A Guide to Analyzing and Interpreting ECERS-3 Data

Richard M. Clifford, Noreen Yazejian, Wonkyung Jang, and Dari Jigjidsuren

Foreword By: Debi Mathias

Publication Date: November 16, 2021

Pages: 128


Early childhood is a crucial stage in a child’s life, and aspects of the environment in the physical, social-emotional, cognitive, and health and safety domains all play important roles in shaping children’s development. Having a reliable measure of the quality of these aspects of children’s early learning settings is critical. The Early Childhood Environment Rating Scale®, Third Edition, (ECERS-3) is a leading research-based instrument for examining these influential global factors that directly impact children in preK–K classrooms.
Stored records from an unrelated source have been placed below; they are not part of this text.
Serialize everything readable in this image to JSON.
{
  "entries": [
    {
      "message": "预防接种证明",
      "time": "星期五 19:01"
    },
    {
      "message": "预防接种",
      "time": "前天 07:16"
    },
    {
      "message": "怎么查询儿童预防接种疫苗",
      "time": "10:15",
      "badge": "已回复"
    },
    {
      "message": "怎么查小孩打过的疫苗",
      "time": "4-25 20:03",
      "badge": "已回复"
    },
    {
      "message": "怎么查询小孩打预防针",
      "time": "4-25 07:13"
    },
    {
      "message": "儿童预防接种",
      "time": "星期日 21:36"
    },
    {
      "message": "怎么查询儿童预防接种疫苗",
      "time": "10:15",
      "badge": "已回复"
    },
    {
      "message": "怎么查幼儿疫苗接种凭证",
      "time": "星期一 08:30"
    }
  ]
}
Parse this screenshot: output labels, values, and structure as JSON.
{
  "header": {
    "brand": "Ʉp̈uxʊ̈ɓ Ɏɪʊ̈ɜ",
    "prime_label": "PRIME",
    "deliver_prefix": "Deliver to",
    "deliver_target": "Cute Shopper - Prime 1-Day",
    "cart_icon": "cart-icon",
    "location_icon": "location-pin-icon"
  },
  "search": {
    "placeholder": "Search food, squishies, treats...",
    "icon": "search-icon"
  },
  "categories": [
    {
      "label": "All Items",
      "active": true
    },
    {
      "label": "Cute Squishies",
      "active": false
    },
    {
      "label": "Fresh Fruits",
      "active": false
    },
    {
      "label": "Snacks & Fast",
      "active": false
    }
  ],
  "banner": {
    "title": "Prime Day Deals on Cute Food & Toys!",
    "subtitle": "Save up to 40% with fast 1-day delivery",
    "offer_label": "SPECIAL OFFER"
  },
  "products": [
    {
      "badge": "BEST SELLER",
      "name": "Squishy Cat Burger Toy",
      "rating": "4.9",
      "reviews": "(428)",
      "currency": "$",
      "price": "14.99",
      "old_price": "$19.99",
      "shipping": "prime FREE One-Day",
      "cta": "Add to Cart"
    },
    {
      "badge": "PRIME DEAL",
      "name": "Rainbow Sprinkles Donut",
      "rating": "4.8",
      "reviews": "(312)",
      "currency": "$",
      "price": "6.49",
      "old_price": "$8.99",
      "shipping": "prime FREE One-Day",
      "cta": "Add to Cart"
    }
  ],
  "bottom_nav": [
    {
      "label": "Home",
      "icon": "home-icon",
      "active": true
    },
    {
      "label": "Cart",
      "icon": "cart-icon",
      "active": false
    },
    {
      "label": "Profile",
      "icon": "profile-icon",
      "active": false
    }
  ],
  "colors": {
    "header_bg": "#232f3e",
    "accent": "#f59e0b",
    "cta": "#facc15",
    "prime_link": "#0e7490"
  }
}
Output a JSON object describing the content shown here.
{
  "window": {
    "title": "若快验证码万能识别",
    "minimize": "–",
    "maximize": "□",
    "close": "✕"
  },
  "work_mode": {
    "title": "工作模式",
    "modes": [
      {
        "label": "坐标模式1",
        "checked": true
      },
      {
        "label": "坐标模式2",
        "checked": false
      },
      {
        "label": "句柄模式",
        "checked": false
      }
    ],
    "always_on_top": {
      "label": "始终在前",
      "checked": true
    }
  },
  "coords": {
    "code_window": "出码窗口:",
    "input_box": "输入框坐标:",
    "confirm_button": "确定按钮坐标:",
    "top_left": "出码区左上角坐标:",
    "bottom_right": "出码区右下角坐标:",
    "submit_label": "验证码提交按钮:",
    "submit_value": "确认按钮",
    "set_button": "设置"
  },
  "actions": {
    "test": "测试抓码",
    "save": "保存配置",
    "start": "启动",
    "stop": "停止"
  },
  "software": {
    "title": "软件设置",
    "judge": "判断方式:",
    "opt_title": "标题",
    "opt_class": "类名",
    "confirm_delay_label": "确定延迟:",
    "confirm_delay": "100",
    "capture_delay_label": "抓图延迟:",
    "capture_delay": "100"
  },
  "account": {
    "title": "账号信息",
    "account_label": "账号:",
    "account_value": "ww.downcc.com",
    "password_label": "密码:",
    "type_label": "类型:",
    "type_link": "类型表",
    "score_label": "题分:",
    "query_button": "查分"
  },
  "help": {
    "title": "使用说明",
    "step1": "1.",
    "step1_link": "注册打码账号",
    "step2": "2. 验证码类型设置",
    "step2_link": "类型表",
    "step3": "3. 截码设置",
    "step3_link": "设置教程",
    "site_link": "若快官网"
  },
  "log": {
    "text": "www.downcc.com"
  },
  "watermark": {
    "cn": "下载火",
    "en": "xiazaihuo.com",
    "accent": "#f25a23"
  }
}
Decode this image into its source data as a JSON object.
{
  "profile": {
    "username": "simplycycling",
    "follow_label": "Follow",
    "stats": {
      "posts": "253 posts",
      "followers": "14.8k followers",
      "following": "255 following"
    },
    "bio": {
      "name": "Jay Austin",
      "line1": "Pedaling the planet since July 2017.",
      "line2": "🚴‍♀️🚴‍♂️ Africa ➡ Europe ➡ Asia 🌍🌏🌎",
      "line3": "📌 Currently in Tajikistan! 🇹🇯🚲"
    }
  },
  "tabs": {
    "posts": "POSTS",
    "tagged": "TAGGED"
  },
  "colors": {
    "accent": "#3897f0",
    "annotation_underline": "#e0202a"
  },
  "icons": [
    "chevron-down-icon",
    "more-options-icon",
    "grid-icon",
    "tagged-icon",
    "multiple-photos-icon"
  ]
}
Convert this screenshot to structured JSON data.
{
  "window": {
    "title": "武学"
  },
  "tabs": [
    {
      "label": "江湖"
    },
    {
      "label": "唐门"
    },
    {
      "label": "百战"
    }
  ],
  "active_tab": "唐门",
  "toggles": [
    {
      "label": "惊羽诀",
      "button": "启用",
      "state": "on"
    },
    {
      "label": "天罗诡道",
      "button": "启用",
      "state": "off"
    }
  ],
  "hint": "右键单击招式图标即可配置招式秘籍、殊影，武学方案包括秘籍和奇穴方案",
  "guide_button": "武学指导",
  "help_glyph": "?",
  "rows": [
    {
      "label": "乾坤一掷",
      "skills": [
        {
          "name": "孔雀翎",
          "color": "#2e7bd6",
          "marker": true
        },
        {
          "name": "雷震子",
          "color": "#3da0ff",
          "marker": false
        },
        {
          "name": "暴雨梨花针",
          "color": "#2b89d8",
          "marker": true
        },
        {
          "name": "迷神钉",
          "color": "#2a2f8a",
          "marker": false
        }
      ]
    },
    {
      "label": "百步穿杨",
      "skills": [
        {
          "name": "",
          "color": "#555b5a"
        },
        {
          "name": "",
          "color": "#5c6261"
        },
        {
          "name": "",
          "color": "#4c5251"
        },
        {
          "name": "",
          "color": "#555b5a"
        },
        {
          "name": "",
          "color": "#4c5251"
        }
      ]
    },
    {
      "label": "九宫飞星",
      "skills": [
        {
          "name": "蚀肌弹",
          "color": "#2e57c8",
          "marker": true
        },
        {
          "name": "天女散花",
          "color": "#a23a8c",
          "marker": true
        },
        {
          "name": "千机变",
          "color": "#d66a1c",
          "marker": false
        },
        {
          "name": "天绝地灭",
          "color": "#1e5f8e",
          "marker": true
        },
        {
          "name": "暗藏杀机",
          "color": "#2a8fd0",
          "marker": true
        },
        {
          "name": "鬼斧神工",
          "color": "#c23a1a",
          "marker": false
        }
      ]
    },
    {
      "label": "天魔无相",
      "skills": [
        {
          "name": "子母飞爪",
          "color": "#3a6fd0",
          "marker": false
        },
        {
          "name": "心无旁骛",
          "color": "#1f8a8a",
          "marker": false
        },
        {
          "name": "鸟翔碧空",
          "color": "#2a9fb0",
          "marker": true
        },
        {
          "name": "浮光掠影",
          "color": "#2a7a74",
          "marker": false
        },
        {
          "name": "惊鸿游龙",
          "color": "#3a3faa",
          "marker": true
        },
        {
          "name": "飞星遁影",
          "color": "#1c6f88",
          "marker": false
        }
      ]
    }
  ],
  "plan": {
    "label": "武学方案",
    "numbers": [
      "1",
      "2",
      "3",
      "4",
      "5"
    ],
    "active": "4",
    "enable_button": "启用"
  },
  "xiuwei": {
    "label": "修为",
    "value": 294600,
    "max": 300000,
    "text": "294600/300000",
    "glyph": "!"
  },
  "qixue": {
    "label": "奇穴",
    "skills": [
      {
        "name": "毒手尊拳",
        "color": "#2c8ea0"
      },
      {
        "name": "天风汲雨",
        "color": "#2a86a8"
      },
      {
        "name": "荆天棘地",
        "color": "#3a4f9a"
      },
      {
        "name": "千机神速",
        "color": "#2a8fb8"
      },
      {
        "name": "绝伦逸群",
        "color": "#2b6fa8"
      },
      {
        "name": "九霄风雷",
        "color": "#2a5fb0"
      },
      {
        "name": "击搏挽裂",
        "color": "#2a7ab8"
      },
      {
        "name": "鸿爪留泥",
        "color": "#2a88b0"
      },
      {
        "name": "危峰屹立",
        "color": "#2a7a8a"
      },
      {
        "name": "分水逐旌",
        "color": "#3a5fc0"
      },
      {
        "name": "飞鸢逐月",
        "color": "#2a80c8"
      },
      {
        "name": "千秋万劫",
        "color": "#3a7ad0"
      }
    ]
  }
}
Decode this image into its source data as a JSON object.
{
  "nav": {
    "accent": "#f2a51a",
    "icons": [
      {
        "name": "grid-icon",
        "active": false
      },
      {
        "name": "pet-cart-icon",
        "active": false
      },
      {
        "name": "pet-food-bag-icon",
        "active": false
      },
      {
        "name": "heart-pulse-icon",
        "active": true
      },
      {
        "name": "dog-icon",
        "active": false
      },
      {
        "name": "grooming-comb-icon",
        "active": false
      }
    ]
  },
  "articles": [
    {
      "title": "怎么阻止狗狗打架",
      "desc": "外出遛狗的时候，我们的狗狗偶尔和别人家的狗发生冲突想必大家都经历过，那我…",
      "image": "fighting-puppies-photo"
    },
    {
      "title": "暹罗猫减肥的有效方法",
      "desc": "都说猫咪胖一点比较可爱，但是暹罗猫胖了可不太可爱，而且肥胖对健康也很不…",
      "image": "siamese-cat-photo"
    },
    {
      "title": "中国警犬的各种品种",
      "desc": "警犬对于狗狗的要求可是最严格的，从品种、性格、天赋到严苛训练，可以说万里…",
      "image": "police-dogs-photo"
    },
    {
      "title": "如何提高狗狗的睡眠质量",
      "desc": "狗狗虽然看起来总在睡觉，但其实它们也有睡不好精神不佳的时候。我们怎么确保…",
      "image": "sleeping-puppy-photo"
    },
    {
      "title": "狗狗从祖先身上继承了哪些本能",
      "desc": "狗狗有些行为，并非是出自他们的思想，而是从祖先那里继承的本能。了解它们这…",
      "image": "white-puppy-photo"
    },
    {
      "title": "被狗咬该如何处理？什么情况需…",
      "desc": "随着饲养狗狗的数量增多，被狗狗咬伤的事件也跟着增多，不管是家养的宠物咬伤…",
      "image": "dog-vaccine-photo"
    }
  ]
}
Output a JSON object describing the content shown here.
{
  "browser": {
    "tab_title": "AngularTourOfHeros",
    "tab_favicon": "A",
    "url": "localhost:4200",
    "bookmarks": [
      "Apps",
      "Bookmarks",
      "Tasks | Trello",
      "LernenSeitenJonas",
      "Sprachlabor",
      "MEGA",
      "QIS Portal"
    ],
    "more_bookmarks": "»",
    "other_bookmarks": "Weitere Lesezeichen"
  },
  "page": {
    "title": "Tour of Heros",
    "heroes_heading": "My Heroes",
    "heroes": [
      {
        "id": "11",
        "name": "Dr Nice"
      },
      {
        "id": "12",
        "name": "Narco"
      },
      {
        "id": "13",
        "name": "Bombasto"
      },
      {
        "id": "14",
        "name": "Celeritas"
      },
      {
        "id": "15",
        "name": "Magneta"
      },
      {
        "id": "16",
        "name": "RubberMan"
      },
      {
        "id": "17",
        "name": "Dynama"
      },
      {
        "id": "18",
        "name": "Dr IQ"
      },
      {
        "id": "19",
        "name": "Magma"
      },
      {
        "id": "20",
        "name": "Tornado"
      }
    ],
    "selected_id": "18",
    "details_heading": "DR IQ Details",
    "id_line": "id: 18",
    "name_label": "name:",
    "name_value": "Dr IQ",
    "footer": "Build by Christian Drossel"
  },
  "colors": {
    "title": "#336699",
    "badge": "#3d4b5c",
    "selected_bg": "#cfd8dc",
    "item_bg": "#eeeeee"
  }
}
In this webinar for preK-K administrators, program directors, school principals, coaches, researchers, state QIS personnel, and others who use the ECERS-3, authors Richard M. Clifford, Noreen Yazejian, Wonkyung Jang, and Dari Jigjidsuren will describe how to get the most out of your ECERS-3 findings. Their new book, A Guide to Analyzing and Interpreting ECERS-3 Data provides the conceptual model underlying the ECERS-3 and ways of analyzing data for a fuller understanding of the scale and why it is integral to the evaluation of early care and education.

The session will begin with a brief overview of the principles used in developing the ECERS—what is meant by “environment,” views of how children learn, and the development of the ERS instruments—followed by a review of what the ECERS-3 looks like, the process for scoring it, and the breadth of the assessment process. The authors will present a review of descriptive statistics of early childhood programs based on data from more than 1,000 preschool classrooms in a 3-state study of the reliability and validity of ECERS-3 with a discussion of how this type of data can help providers, programs, administrators, and policymakers. The presentation will conclude with a discussion of special issues in understanding assessment process and data, and review of implications of these issues for training, public policy, and resource allocation.